Planet Stocks Plummet By 20% After Annual Revenue Guidance Cut
Planet has lowered its guidance for its current fiscal-year 2024 revenue to a range of $225 million to $235 million, down from a prior forecast between $248 million and $268 million. Planet also claims that more projected losses is to be expected on an adjusted EBITDA basis.
GM In Approval Of Tesla’s EV Charging System
General Motors has reportedly joined Ford in adopting Tesla’s North American charging plug standard which grants GM electric-vehicle buyers access to the Tesla Supercharger network in an unannounced agreement yesterday. This means that the top EV sellers in the North American market has now come to a consensus for its charging hardware.

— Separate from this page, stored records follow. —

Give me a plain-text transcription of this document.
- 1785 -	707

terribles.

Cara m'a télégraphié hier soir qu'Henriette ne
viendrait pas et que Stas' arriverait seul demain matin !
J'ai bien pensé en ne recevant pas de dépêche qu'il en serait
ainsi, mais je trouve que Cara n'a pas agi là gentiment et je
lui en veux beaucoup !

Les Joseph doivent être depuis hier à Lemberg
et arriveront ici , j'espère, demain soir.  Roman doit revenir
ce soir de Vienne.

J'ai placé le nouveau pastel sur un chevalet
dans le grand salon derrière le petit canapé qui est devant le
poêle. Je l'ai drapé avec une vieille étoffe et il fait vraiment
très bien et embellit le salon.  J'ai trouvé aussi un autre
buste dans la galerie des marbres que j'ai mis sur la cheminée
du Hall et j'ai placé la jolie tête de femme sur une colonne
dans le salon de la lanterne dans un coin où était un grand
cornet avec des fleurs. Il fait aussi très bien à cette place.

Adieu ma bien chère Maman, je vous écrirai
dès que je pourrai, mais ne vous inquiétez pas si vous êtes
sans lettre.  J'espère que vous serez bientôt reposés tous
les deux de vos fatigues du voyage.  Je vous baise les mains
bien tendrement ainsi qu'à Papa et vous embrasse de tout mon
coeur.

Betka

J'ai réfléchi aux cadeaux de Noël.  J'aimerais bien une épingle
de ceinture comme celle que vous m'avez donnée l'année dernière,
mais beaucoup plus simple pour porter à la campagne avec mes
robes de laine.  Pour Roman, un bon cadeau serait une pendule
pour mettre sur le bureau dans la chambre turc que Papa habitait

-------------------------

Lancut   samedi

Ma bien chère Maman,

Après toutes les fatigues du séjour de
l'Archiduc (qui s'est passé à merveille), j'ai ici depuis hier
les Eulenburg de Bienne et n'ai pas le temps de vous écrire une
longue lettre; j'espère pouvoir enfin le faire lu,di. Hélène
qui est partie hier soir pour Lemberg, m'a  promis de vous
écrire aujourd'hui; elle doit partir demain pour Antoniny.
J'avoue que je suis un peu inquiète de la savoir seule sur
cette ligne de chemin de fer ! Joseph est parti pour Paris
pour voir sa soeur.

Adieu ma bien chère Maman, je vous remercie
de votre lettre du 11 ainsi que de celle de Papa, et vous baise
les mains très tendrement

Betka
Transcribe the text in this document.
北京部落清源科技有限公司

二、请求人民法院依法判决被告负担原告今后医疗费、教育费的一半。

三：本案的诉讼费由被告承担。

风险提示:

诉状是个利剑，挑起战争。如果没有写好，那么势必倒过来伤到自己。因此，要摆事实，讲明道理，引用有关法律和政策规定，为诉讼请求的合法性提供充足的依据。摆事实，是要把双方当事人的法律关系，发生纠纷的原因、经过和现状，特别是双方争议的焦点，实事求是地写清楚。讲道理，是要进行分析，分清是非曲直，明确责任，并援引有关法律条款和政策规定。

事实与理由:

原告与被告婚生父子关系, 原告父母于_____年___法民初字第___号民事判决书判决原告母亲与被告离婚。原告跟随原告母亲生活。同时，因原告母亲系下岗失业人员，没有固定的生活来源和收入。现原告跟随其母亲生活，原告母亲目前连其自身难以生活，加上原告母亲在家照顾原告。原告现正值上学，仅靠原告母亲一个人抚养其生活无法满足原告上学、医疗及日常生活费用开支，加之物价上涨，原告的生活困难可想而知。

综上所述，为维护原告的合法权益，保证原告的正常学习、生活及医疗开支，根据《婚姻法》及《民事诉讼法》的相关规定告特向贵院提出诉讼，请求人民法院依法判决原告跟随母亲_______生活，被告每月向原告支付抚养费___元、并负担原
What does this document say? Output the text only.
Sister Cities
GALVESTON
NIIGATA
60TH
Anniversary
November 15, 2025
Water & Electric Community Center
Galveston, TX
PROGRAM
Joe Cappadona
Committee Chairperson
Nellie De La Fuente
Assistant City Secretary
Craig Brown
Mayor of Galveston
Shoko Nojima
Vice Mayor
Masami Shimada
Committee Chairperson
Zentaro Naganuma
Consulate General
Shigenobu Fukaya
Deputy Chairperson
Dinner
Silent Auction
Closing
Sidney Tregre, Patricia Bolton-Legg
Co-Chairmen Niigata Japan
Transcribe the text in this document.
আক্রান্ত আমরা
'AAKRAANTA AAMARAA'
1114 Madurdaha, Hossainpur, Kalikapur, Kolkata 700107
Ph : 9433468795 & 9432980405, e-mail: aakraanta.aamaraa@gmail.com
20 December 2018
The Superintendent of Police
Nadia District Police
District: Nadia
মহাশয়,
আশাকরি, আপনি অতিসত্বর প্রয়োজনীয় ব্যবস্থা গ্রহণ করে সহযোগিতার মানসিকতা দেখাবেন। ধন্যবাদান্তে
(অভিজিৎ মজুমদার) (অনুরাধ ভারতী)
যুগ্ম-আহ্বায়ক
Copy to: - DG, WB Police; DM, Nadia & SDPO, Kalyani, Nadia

Nikkei 225 Projected To Achieve A 9-Week Gain
Japan’s blue-chip equity gauge is estimated to complete a nine-week advance that would be its longest winning streak in over five years. The Nikkei 225 Stock Average has climbed by almost 2% since June 2, extending its advance since April 7 to 17%, as the S&P 500’s entry into a bull run yesterday added to the Japanese market’s uptick.
Today’s News
In attempts to maintain elevated prices, Saudi officials have pledged production cuts to maintain elevated prices. However, repercussions ensue as public fears have resulted in an opposing effect in the global market with oil prices fluctuating once more, taking a downturn instead of a projected uptick.
Oil prices have since experienced another fall as it was reported to head for a second weekly loss in a row. Demand concerns and fears spearheaded the matter with many seeking alternative energy sources while others remain unfazed by the prospect of tighter supplies.
Reports also indicate that an alleged U.S.-Iran deal might be involved as an alternative measure for energy sources.
Economic Concerns Cap Oil Prices
Concerns about the global economy has dampened the oil market’s reaction to Saudi Arabia’s notions to limit supplies and has capped prices this year. Benchmark Brent crude prices were just below $76 a barrel, just a little shy from the previous prices, prior to the Saudi announcement which would result in a cut of 1 million barrels per day, starting July.
Oil prices remains tight with little spare capacity to deal with a future rise in demand. “The supply cut is a macroeconomic sentiment”, claimed Colin Parfitt, Chevron’s vice president of midstream.
Softer Oil Prices In Response To Demand Fears
Brent crude futures dropped by 36 cents, or 0.5%, to $75.60 a barrel while the U.S. West Texas Intermediate crude futures eased by 33 cents, or 0.5%, to $70.96 a barrel.
Both benchmarks slid by approximately $1 respectively yesterday as it rebounded from their earlier losses of more than $3.
Europe’s Gas Prices Stabilize Despite Storage Addition Slowdowns
Europe’s gas storage is refilling much slower than usual as softer prices encourages more consumption by industrial users and power generators while diverting liquefied natural gas (LNG) cargoes to Asia.
Gas inventories across the European Union and the United Kingdom were +261 Terawatt-hours (TWh) above the prior 10-year seasonal average on June 6, a surplus of +48% or 1.88 standard deviations.